Q: Was my dad's Income Only Medicaid Asset Protection Trust a good idea? Need to use trust income to pay for elder care.
About 6 years ago, my dad went into an assisted living facility and, AT THAT TIME, a lawyer put most of his assets in an Irrevocable Income-Only Medicaid asset protection trust. At the time, costs were reasonable ($3500/month) and he had a good Long Term Care policy. My dad went through with this plan. Well, 3 years ago, he had to move to a higher level of care assisted living facility ($7500 / month) and his LTC policy is now exhausted. In 2 years, he will be out of personal assets. I'm worried that the lawyer's plan isn't working as expected. She seemed to have anticipated him staying in the cheaper facility for much longer and then going to a Medicaid accepting nursing home if his health got worse. She didn't seem to anticipate his current situation, where he needed a higher level of care assisted living home, but not nursing. Is this an uncommon situation? What is the typical advice?
A: Except in California (where the lookback period is only 2.5 years), the Medicaid lookback period is 5 years. That means Medicaid pre-planning must be done at least 5 years in advance of the need for long-term care. When it comes to Medicaid pre-planning, an accurate crystal ball is extremely helpful, but nobody seems to have one that works, so all we can do is hope for the best.

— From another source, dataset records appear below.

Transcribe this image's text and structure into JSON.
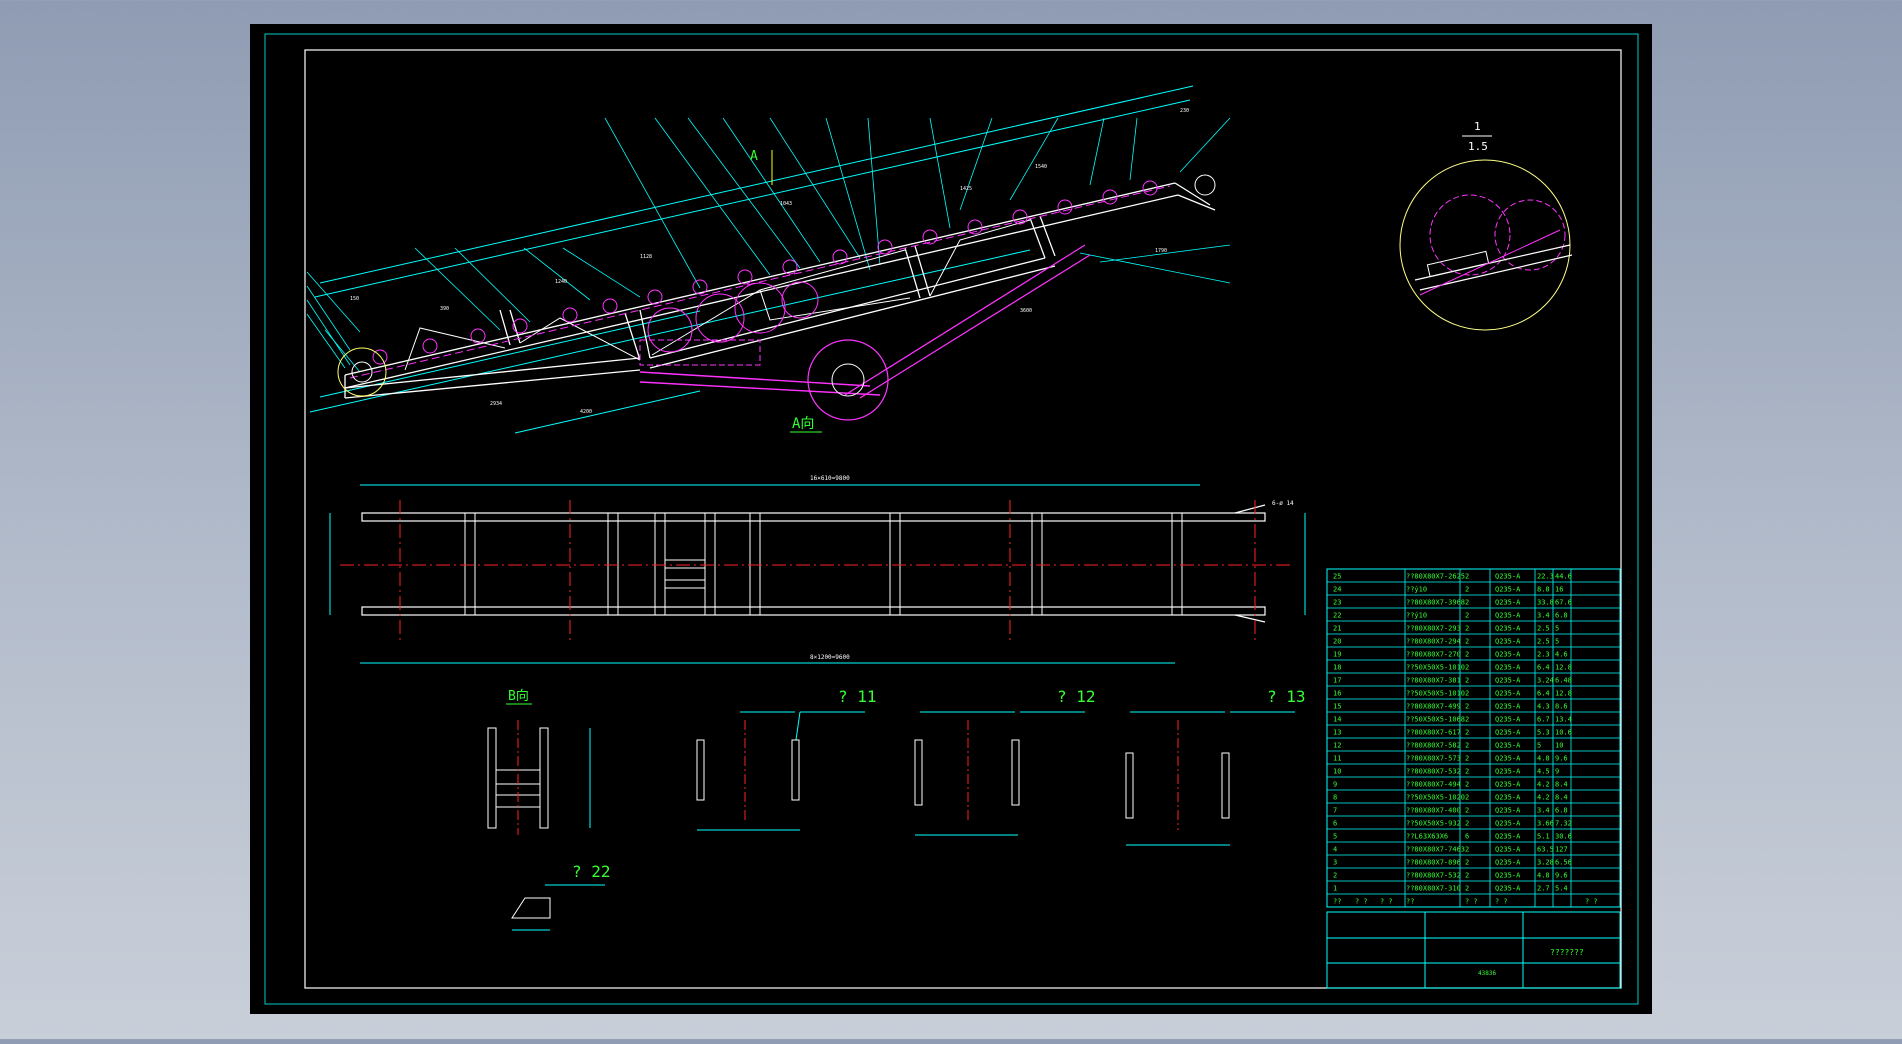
{
  "colors": {
    "background": "#8f9cb3",
    "sheet": "#000000",
    "frame": "#ffffff",
    "cyan": "#00ffff",
    "magenta": "#ff33ff",
    "green": "#33ff33",
    "red": "#ff2222",
    "yellow": "#ffff00"
  },
  "views": {
    "view_a_label": "A向",
    "view_b_label": "B向",
    "arrow_a": "A",
    "detail_scale_top": "1",
    "detail_scale_bottom": "1.5",
    "callout_11": "? 11",
    "callout_12": "? 12",
    "callout_13": "? 13",
    "callout_22": "? 22",
    "plan_top_dim": "16×610=9800",
    "plan_bottom_dim": "8×1200=9600",
    "hole_note": "6-ø 14"
  },
  "bom": {
    "rows": [
      {
        "no": "25",
        "spec": "??80X80X7-2625",
        "qty": "2",
        "mat": "Q235-A",
        "w1": "22.3",
        "w2": "44.6"
      },
      {
        "no": "24",
        "spec": "??ý10",
        "qty": "2",
        "mat": "Q235-A",
        "w1": "8.8",
        "w2": "16"
      },
      {
        "no": "23",
        "spec": "??80X80X7-3968",
        "qty": "2",
        "mat": "Q235-A",
        "w1": "33.8",
        "w2": "67.6"
      },
      {
        "no": "22",
        "spec": "??ý10",
        "qty": "2",
        "mat": "Q235-A",
        "w1": "3.4",
        "w2": "6.8"
      },
      {
        "no": "21",
        "spec": "??80X80X7-293",
        "qty": "2",
        "mat": "Q235-A",
        "w1": "2.5",
        "w2": "5"
      },
      {
        "no": "20",
        "spec": "??80X80X7-294",
        "qty": "2",
        "mat": "Q235-A",
        "w1": "2.5",
        "w2": "5"
      },
      {
        "no": "19",
        "spec": "??80X80X7-270",
        "qty": "2",
        "mat": "Q235-A",
        "w1": "2.3",
        "w2": "4.6"
      },
      {
        "no": "18",
        "spec": "??50X50X5-1010",
        "qty": "2",
        "mat": "Q235-A",
        "w1": "6.4",
        "w2": "12.8"
      },
      {
        "no": "17",
        "spec": "??80X80X7-381",
        "qty": "2",
        "mat": "Q235-A",
        "w1": "3.24",
        "w2": "6.48"
      },
      {
        "no": "16",
        "spec": "??50X50X5-1010",
        "qty": "2",
        "mat": "Q235-A",
        "w1": "6.4",
        "w2": "12.8"
      },
      {
        "no": "15",
        "spec": "??80X80X7-499",
        "qty": "2",
        "mat": "Q235-A",
        "w1": "4.3",
        "w2": "8.6"
      },
      {
        "no": "14",
        "spec": "??50X50X5-1068",
        "qty": "2",
        "mat": "Q235-A",
        "w1": "6.7",
        "w2": "13.4"
      },
      {
        "no": "13",
        "spec": "??80X80X7-617",
        "qty": "2",
        "mat": "Q235-A",
        "w1": "5.3",
        "w2": "10.6"
      },
      {
        "no": "12",
        "spec": "??80X80X7-582",
        "qty": "2",
        "mat": "Q235-A",
        "w1": "5",
        "w2": "10"
      },
      {
        "no": "11",
        "spec": "??80X80X7-573",
        "qty": "2",
        "mat": "Q235-A",
        "w1": "4.8",
        "w2": "9.6"
      },
      {
        "no": "10",
        "spec": "??80X80X7-532",
        "qty": "2",
        "mat": "Q235-A",
        "w1": "4.5",
        "w2": "9"
      },
      {
        "no": "9",
        "spec": "??80X80X7-494",
        "qty": "2",
        "mat": "Q235-A",
        "w1": "4.2",
        "w2": "8.4"
      },
      {
        "no": "8",
        "spec": "??50X50X5-1020",
        "qty": "2",
        "mat": "Q235-A",
        "w1": "4.2",
        "w2": "8.4"
      },
      {
        "no": "7",
        "spec": "??80X80X7-400",
        "qty": "2",
        "mat": "Q235-A",
        "w1": "3.4",
        "w2": "6.8"
      },
      {
        "no": "6",
        "spec": "??50X50X5-932",
        "qty": "2",
        "mat": "Q235-A",
        "w1": "3.66",
        "w2": "7.32"
      },
      {
        "no": "5",
        "spec": "??L63X63X6",
        "qty": "6",
        "mat": "Q235-A",
        "w1": "5.1",
        "w2": "30.6"
      },
      {
        "no": "4",
        "spec": "??80X80X7-7463",
        "qty": "2",
        "mat": "Q235-A",
        "w1": "63.5",
        "w2": "127"
      },
      {
        "no": "3",
        "spec": "??80X80X7-896",
        "qty": "2",
        "mat": "Q235-A",
        "w1": "3.28",
        "w2": "6.56"
      },
      {
        "no": "2",
        "spec": "??80X80X7-532",
        "qty": "2",
        "mat": "Q235-A",
        "w1": "4.8",
        "w2": "9.6"
      },
      {
        "no": "1",
        "spec": "??80X80X7-310",
        "qty": "2",
        "mat": "Q235-A",
        "w1": "2.7",
        "w2": "5.4"
      }
    ],
    "header": [
      "??",
      "? ?",
      "? ?",
      "??",
      "? ?",
      "? ?",
      "? ?"
    ],
    "title_block_name": "???????",
    "title_block_id": "43836"
  }
}
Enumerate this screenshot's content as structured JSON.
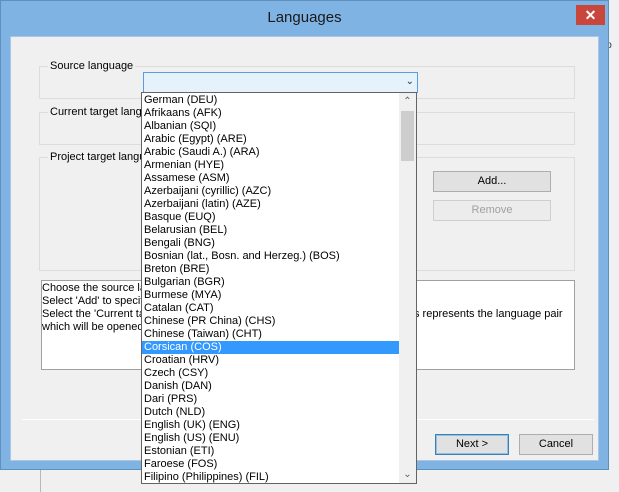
{
  "window": {
    "title": "Languages",
    "close_glyph": "✕"
  },
  "background_app": {
    "text1": "lo",
    "text2": "n",
    "text3": "h"
  },
  "groups": {
    "source_label": "Source language",
    "current_target_label": "Current target langu",
    "project_target_label": "Project target langu"
  },
  "buttons": {
    "add": "Add...",
    "remove": "Remove",
    "next": "Next >",
    "cancel": "Cancel"
  },
  "info": {
    "line1": "Choose the source la",
    "line2": "Select 'Add' to specif",
    "line3": "Select the 'Current ta",
    "line3_right": "s represents the language pair",
    "line4": "which will be opened"
  },
  "dropdown": {
    "selected_index": 19,
    "items": [
      "German (DEU)",
      "Afrikaans (AFK)",
      "Albanian (SQI)",
      "Arabic (Egypt) (ARE)",
      "Arabic (Saudi A.) (ARA)",
      "Armenian (HYE)",
      "Assamese (ASM)",
      "Azerbaijani (cyrillic) (AZC)",
      "Azerbaijani (latin) (AZE)",
      "Basque (EUQ)",
      "Belarusian (BEL)",
      "Bengali (BNG)",
      "Bosnian (lat., Bosn. and Herzeg.) (BOS)",
      "Breton (BRE)",
      "Bulgarian (BGR)",
      "Burmese (MYA)",
      "Catalan (CAT)",
      "Chinese (PR China) (CHS)",
      "Chinese (Taiwan) (CHT)",
      "Corsican (COS)",
      "Croatian (HRV)",
      "Czech (CSY)",
      "Danish (DAN)",
      "Dari (PRS)",
      "Dutch (NLD)",
      "English (UK) (ENG)",
      "English (US) (ENU)",
      "Estonian (ETI)",
      "Faroese (FOS)",
      "Filipino (Philippines) (FIL)"
    ]
  },
  "icons": {
    "combo_arrow": "chevron-down-icon",
    "scroll_up": "chevron-up-icon",
    "scroll_down": "chevron-down-icon",
    "close": "close-icon"
  }
}
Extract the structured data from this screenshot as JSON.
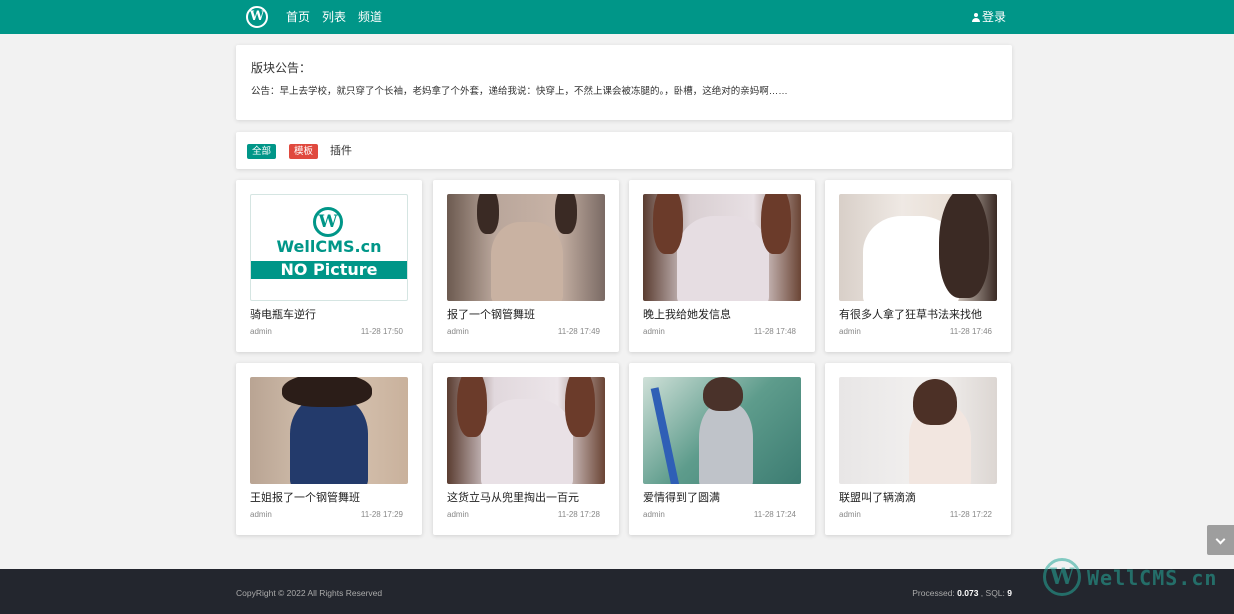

Yes, it does happen that the Medicaid pre-planning client does not quite make it a whole five years before needing long-term care. When that happens you should go back to the attorney that did the planning and ask what the next step is. He or she did not do anything wrong, so you are not approaching the attorney to berate him or her. The attorney has a pretty detailed file and can re-calculate numbers based upon the current situation and make a recommendation. Number crunching is required to determine what makes the most sense financially. It might be best to private pay until the 5 year mark is reached and then apply for Medicaid. Or, it might make sense to "undo" the planning (gift everything back) and then do crisis planning using different techniques.